ランボルギーニ・カウンタック:新旧比較試乗でわかった、変わるものと変わらないもの。

ランボルギーニ・カウンタック:新旧比較試乗でわかった、変わるものと変わらないもの。

       

カウンタックをカウンタックたらしめる要素とはいったい何か。もちろん、ガンディーニによるスタイリングが世界を圧倒したのは紛れもない事実だ。何しろあのカタチを見た誰かが「クーンタッシ」(びっくりこいたなぁもう)と叫んだことから、この名前になったくらいだ。奇才による奇跡のデザイン。それは間違いない。けれどもガンディーニは決して、単に奇抜な思いつきだけであのデザインを描いたわけではなかった。
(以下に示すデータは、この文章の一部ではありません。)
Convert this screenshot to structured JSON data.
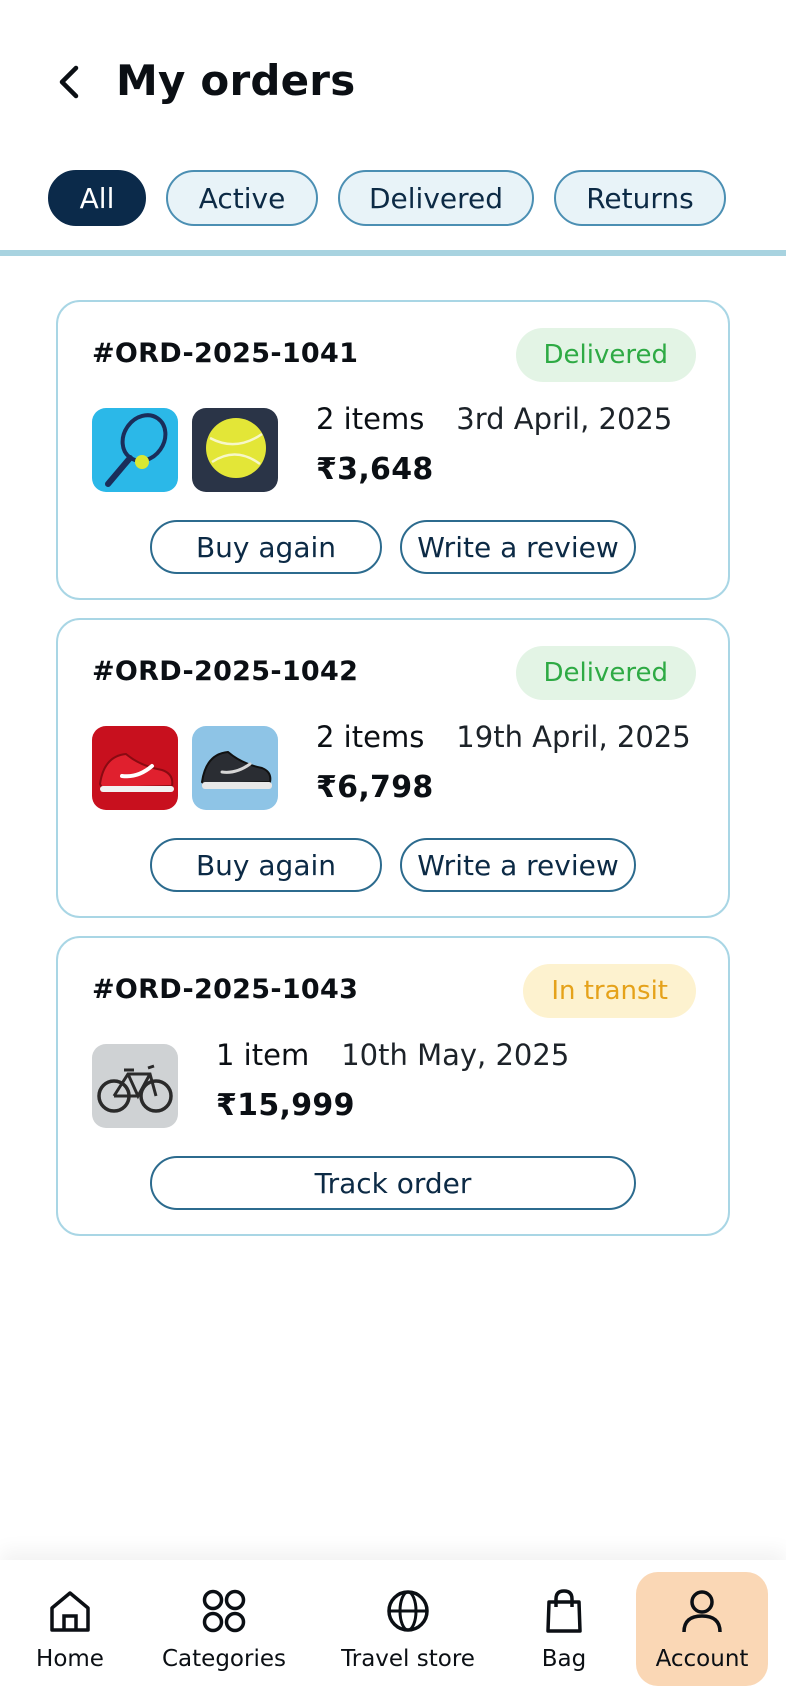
{
  "header": {
    "title": "My orders"
  },
  "tabs": [
    {
      "label": "All"
    },
    {
      "label": "Active"
    },
    {
      "label": "Delivered"
    },
    {
      "label": "Returns"
    }
  ],
  "orders": [
    {
      "id": "#ORD-2025-1041",
      "status": "Delivered",
      "items": "2 items",
      "date": "3rd April, 2025",
      "price": "₹3,648",
      "thumbnails": [
        "tennis-racket",
        "tennis-ball"
      ],
      "actions": [
        "Buy again",
        "Write a review"
      ]
    },
    {
      "id": "#ORD-2025-1042",
      "status": "Delivered",
      "items": "2 items",
      "date": "19th April, 2025",
      "price": "₹6,798",
      "thumbnails": [
        "red-running-shoe",
        "black-basketball-shoe"
      ],
      "actions": [
        "Buy again",
        "Write a review"
      ]
    },
    {
      "id": "#ORD-2025-1043",
      "status": "In transit",
      "items": "1 item",
      "date": "10th May, 2025",
      "price": "₹15,999",
      "thumbnails": [
        "bicycle"
      ],
      "actions": [
        "Track order"
      ]
    }
  ],
  "nav": [
    {
      "label": "Home",
      "icon": "home-icon"
    },
    {
      "label": "Categories",
      "icon": "categories-icon"
    },
    {
      "label": "Travel store",
      "icon": "globe-icon"
    },
    {
      "label": "Bag",
      "icon": "bag-icon"
    },
    {
      "label": "Account",
      "icon": "account-icon",
      "active": true
    }
  ],
  "colors": {
    "primary_dark": "#0b2a4a",
    "accent_border": "#a9d6e5",
    "delivered_text": "#2eaa44",
    "delivered_bg": "#e3f4e5",
    "transit_text": "#e5a21a",
    "transit_bg": "#fdf2cf",
    "nav_active_bg": "#fad7b5"
  }
}
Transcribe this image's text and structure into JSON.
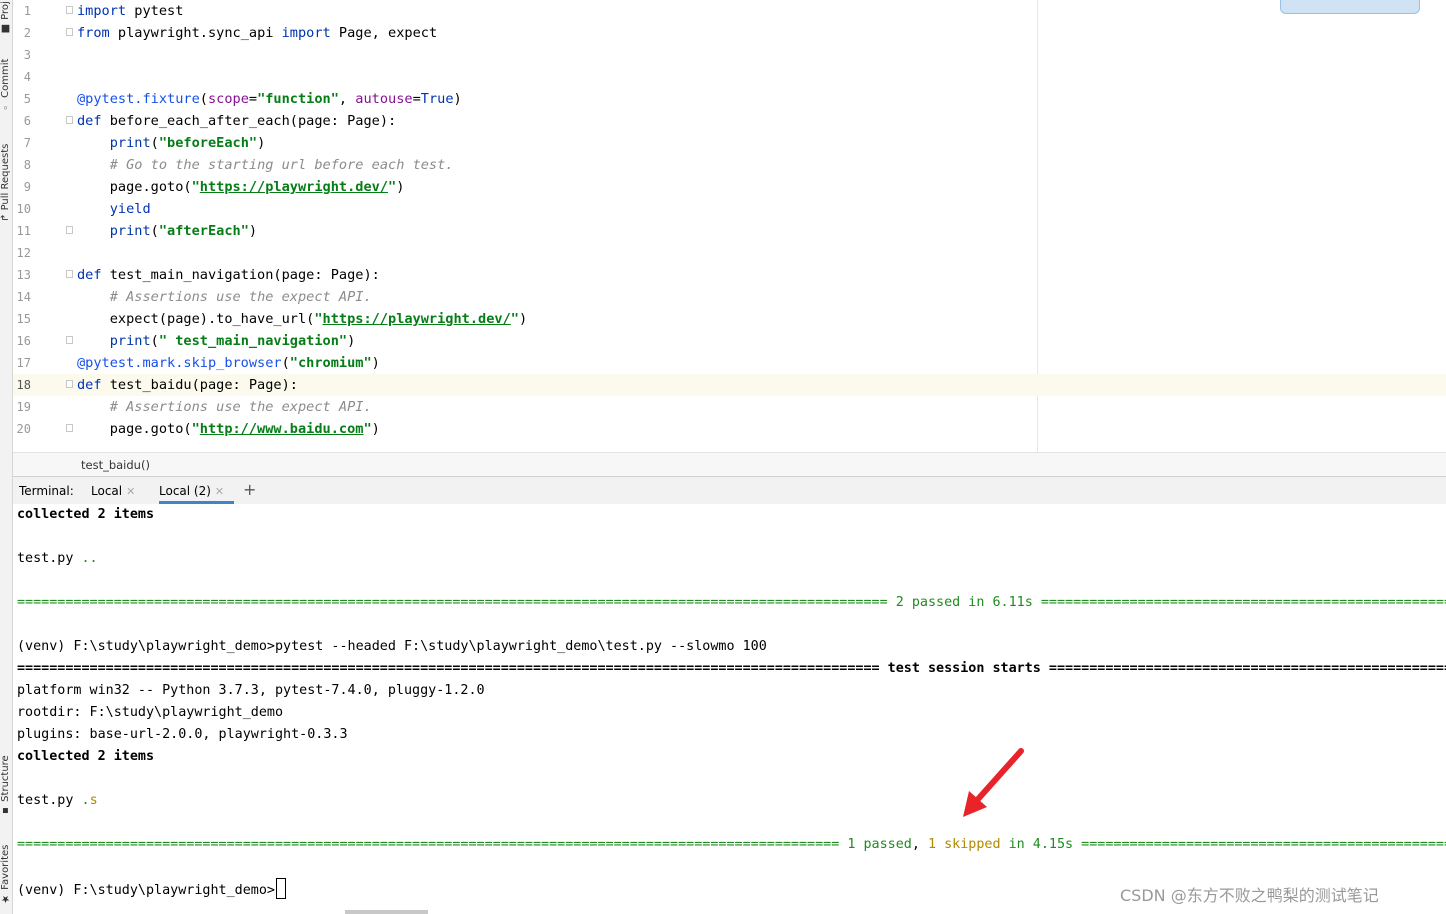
{
  "side_tabs": {
    "project": "Proj",
    "commit": "Commit",
    "pull_requests": "Pull Requests",
    "structure": "Structure",
    "favorites": "Favorites"
  },
  "editor": {
    "lines": [
      {
        "n": "1",
        "html": "<span class=\"kw\">import</span> pytest"
      },
      {
        "n": "2",
        "html": "<span class=\"kw\">from</span> playwright.sync_api <span class=\"kw\">import</span> Page, expect"
      },
      {
        "n": "3",
        "html": ""
      },
      {
        "n": "4",
        "html": ""
      },
      {
        "n": "5",
        "html": "<span class=\"dec\">@pytest.fixture</span>(<span class=\"param\">scope</span>=<span class=\"str\">\"function\"</span>, <span class=\"param\">autouse</span>=<span class=\"kw\">True</span>)"
      },
      {
        "n": "6",
        "html": "<span class=\"kw\">def</span> before_each_after_each(page: Page):"
      },
      {
        "n": "7",
        "html": "    <span class=\"bi\">print</span>(<span class=\"str\">\"beforeEach\"</span>)"
      },
      {
        "n": "8",
        "html": "    <span class=\"com\"># Go to the starting url before each test.</span>"
      },
      {
        "n": "9",
        "html": "    page.goto(<span class=\"str\">\"</span><span class=\"url\">https://playwright.dev/</span><span class=\"str\">\"</span>)"
      },
      {
        "n": "10",
        "html": "    <span class=\"kw\">yield</span>"
      },
      {
        "n": "11",
        "html": "    <span class=\"bi\">print</span>(<span class=\"str\">\"afterEach\"</span>)"
      },
      {
        "n": "12",
        "html": ""
      },
      {
        "n": "13",
        "html": "<span class=\"kw\">def</span> test_main_navigation(page: Page):"
      },
      {
        "n": "14",
        "html": "    <span class=\"com\"># Assertions use the expect API.</span>"
      },
      {
        "n": "15",
        "html": "    expect(page).to_have_url(<span class=\"str\">\"</span><span class=\"url\">https://playwright.dev/</span><span class=\"str\">\"</span>)"
      },
      {
        "n": "16",
        "html": "    <span class=\"bi\">print</span>(<span class=\"str\">\" test_main_navigation\"</span>)"
      },
      {
        "n": "17",
        "html": "<span class=\"dec\">@pytest.mark.skip_browser</span>(<span class=\"str\">\"chromium\"</span>)"
      },
      {
        "n": "18",
        "html": "<span class=\"kw\">def</span> test_baidu(page: Page):",
        "current": true
      },
      {
        "n": "19",
        "html": "    <span class=\"com\"># Assertions use the expect API.</span>"
      },
      {
        "n": "20",
        "html": "    page.goto(<span class=\"str\">\"</span><span class=\"url\">http://www.baidu.com</span><span class=\"str\">\"</span>)"
      }
    ]
  },
  "breadcrumb": "test_baidu()",
  "terminal": {
    "label": "Terminal:",
    "tabs": [
      "Local",
      "Local (2)"
    ],
    "add": "+",
    "prompt_path": "(venv) F:\\study\\playwright_demo>",
    "lines": [
      {
        "html": "<span class=\"b\">collected 2 items</span>"
      },
      {
        "html": ""
      },
      {
        "html": "test.py <span class=\"g\">..</span>"
      },
      {
        "html": ""
      },
      {
        "html": "<span class=\"g\">============================================================================================================ 2 passed in 6.11s ============================================================================================================</span>"
      },
      {
        "html": ""
      },
      {
        "html": "(venv) F:\\study\\playwright_demo>pytest --headed F:\\study\\playwright_demo\\test.py --slowmo 100"
      },
      {
        "html": "<span class=\"b\">=========================================================================================================== test session starts ===========================================================================================================</span>"
      },
      {
        "html": "platform win32 -- Python 3.7.3, pytest-7.4.0, pluggy-1.2.0"
      },
      {
        "html": "rootdir: F:\\study\\playwright_demo"
      },
      {
        "html": "plugins: base-url-2.0.0, playwright-0.3.3"
      },
      {
        "html": "<span class=\"b\">collected 2 items</span>"
      },
      {
        "html": ""
      },
      {
        "html": "test.py <span class=\"g\">.</span><span class=\"y\">s</span>"
      },
      {
        "html": ""
      },
      {
        "html": "<span class=\"g\">====================================================================================================== 1 passed</span>, <span class=\"y\">1 skipped</span> <span class=\"g\">in 4.15s ======================================================================================================</span>"
      },
      {
        "html": ""
      }
    ]
  },
  "watermark": "CSDN @东方不败之鸭梨的测试笔记",
  "colors": {
    "arrow": "#e8232a",
    "accent": "#4083c9"
  }
}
カウンタックにはあのデザインとなるある種の必然性が隠されていたのだ。
 そのことを語るためには、カウンタックを生み出したもう一人の天才に登場していただかなければならない。その人の名はパオロ・スタンツァーニ(故人)。彼なくしてカウンタックは決して生まれなかった。パオロが捻り出したとあるアイデアがなければ、マルチェロによる奇跡のデザインもなかったと言っていいだろう。
 それは長く巨大な12気筒エンジンをリアミドに縦置きとする一方で、これまた大きなトランスミッションをキャビン側に潜り込ませるというアイデアだった。
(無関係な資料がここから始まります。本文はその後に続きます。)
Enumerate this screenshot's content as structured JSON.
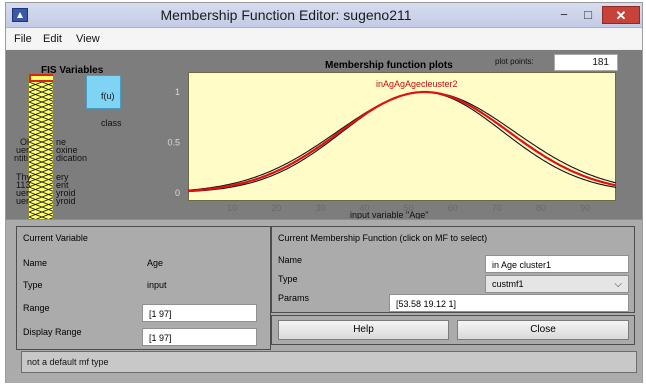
{
  "window": {
    "title": "Membership Function Editor: sugeno211",
    "minimize": "−",
    "maximize": "□",
    "close": "✕"
  },
  "menu": [
    "File",
    "Edit",
    "View"
  ],
  "fis": {
    "title": "FIS Variables",
    "output_label": "f(u)",
    "output_name": "class",
    "truncated_names": [
      "Ol",
      "uer",
      "ntiti",
      "ne",
      "oxine",
      "dication",
      "Thy",
      "113",
      "uer",
      "uer",
      "ery",
      "ent",
      "yroid",
      "yroid"
    ]
  },
  "plot": {
    "title": "Membership function plots",
    "plot_points_label": "plot points:",
    "plot_points_value": "181",
    "mf_label": "inAgAgAgecleuster2",
    "x_axis_label": "input variable \"Age\""
  },
  "chart_data": {
    "type": "line",
    "xlabel": "input variable \"Age\"",
    "x_ticks": [
      10,
      20,
      30,
      40,
      50,
      60,
      70,
      80,
      90
    ],
    "y_ticks": [
      0,
      0.5,
      1
    ],
    "xlim": [
      0,
      97
    ],
    "ylim": [
      0,
      1
    ],
    "series": [
      {
        "name": "in Age cluster1",
        "color": "#e01010",
        "type": "gaussian",
        "sigma": 19.12,
        "center": 53.58
      },
      {
        "color": "#111111",
        "type": "gaussian",
        "sigma": 18.2,
        "center": 53.2
      },
      {
        "color": "#111111",
        "type": "gaussian",
        "sigma": 20.1,
        "center": 53.9
      }
    ]
  },
  "current_variable": {
    "title": "Current Variable",
    "name_label": "Name",
    "name_value": "Age",
    "type_label": "Type",
    "type_value": "input",
    "range_label": "Range",
    "range_value": "[1 97]",
    "display_range_label": "Display Range",
    "display_range_value": "[1 97]"
  },
  "current_mf": {
    "title": "Current Membership Function (click on MF to select)",
    "name_label": "Name",
    "name_value": "in Age cluster1",
    "type_label": "Type",
    "type_value": "custmf1",
    "params_label": "Params",
    "params_value": "[53.58 19.12 1]"
  },
  "buttons": {
    "help": "Help",
    "close": "Close"
  },
  "status": "not a default mf type"
}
 60年代末にジャンパオロ・ダッラーラの後継者として開発部門の指揮を取ることになったスタンツァーニは、すぐさまV12横置きミドのミウラに代わるフラッグシップモデルの開発に取り掛かっている。彼はエンジンの縦置きにこだわっていた。そのほうがダイナミック性能に優れており、顧客のミウラへの不満を解消できると踏んだからだ。
 けれどもエンジンを縦に積むと通常ミッションケース本体がリアアクスルから後方へと大きく張り出してしまう。ル・マン用のレーシングカーならともかく、ロードカーとしては全長的にも、またトランクスペース的にも成立しなくなる。
 巨大なパワートレーンをどうすれば縦置きリアミドにできるのか。8気筒にすれば話は簡単だったし、その方が運動性能は高まる。けれどもそれではランボルギーニの旗艦モデルとしてふさわしくない。12気筒にこだわったスタンツァーニはパワートレーンごと“ひっくり返す”という奇策を思いついたのだ。この時点で既に将来の4WD化も見据えた構造を決定したというから、もう一人の天才というにふさわしい。
 大きなエンジンはリアアクスルの前に鎮座、キャビンにミッションケースが出っ張り、ドライブシャフトで折り返す。ガンディーニはそんなスタンツァーニの奇策、LPレイアウトをベースにオリジナルデザインを描いた。十分な乗員2名用のキャビンスペースも確保しなければならない。必然的にそのスタイルは短くそして平らになる。カウンタックの象徴というべきシザードアもまた、「そうでなければ乗り降りできない」という必然のアイテムであった。
 スタンツァーニの生み出したLPレイアウトこそ、カウンタックの正しき血統である。だからこそ、同じレイアウトを踏襲した後々のモデル、ディアブロ、ムルシエラゴ、アヴェンタドールもまた、呼び名こそ変えてきたものの本質的には“カウンタック”であった。RRを踏襲するポルシェ911のように。
 50周年を記念して新たなカウンタックを企画する際に、サイズやデザインだけを考えたならV10エンジンを積んだウラカンをベースにすることもできたはずだ。けれどもそれこそ“クンタッチ”ではなくなる。どれほどガンディーニデザインに迫っていようとも、はたまた優れていようとも、ウラカンベースではもはやクンタッチとは言えない。なぜならそこにオリジナルカウンタックからの血統がエンブレム以外には見当たらなくなってしまうからだ。
 開発陣もまた分かっていた。カウンタックをカウンタックたらしめているのはスタンツァーニのLPレイアウトであると。だから最新作である(LPレイアウトの)シアンをベースに50周年のオマージュを作り上げた。そこには守るべき由緒正しき血統があった。カウンタック以降、受け継がれてきたLPレイアウトである。